Centre for Genomic Regulation (CRG), The Barcelona Institute of Science and Technology, Dr. Aiguader 88, Barcelona 08003, Spain; Universitat Pompeu Fabra (UPF), Barcelona, Spain. Electronic address: https://twitter.com/@SantusLuisa.
Centre for Genomic Regulation (CRG), The Barcelona Institute of Science and Technology, Dr.
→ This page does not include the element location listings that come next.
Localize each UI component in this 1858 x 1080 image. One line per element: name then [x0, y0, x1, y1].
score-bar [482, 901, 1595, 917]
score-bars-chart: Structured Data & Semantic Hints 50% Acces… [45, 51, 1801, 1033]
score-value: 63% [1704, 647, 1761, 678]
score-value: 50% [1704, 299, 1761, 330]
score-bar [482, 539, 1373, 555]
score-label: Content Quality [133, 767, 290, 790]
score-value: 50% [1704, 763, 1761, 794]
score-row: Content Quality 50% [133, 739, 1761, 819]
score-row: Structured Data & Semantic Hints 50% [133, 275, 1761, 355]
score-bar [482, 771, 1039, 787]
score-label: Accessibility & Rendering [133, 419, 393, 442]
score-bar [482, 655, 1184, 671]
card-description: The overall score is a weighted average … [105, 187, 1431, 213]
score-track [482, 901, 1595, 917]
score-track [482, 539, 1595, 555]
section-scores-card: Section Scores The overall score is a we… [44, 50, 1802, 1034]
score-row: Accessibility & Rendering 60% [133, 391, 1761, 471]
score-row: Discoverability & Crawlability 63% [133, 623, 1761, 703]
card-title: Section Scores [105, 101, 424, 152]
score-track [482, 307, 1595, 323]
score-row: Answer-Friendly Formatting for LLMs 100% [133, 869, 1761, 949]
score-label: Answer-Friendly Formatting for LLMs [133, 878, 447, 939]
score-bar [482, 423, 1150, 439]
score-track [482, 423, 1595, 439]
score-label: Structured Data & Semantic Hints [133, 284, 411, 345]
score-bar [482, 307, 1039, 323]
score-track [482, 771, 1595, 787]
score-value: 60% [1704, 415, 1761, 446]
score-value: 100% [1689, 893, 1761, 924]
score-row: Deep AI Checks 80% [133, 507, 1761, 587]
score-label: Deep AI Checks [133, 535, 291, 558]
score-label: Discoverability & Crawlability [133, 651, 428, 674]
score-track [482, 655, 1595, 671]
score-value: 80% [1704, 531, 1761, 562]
Aiguader 88, Barcelona 08003, Spain; Universitat Pompeu Fabra (UPF), Barcelona, Spain.
Curr Opin Struct Biol. 2023 Jun;80:102577. doi: 10.1016/j.sbi.2023.102577. Epub 2023 Apr 1.
Large-scale genomics requires highly scalable and accurate multiple sequence alignment methods. Results collected over this last decade suggest accuracy loss when scaling up over a few thousand sequences. This issue has been actively addressed with a number of innovative algorithmic solutions that combine low-level hardware optimization with novel higher-level heuristics. This review provides an extensive critical overview of these recent methods. Using established reference datasets we conclude that albeit significant progress has been achieved, a unified framework able to consistently and efficiently produce high-accuracy large-scale multiple alignments is still lacking.
大规模基因组学需要高度可扩展和精确的多序列比对方法。过去十年的研究结果表明,当扩展到几千个序列以上时,准确性会下降。这个问题已经通过许多创新的算法解决方案得到了积极的解决,这些方案将底层硬件优化与新颖的高层启发式算法相结合。本综述对这些最新方法进行了广泛的批判性综述。使用既定的参考数据集,我们得出结论,尽管已经取得了重大进展,但仍然缺乏一个能够始终如一地高效生成高精度大规模多序列比对的统一框架。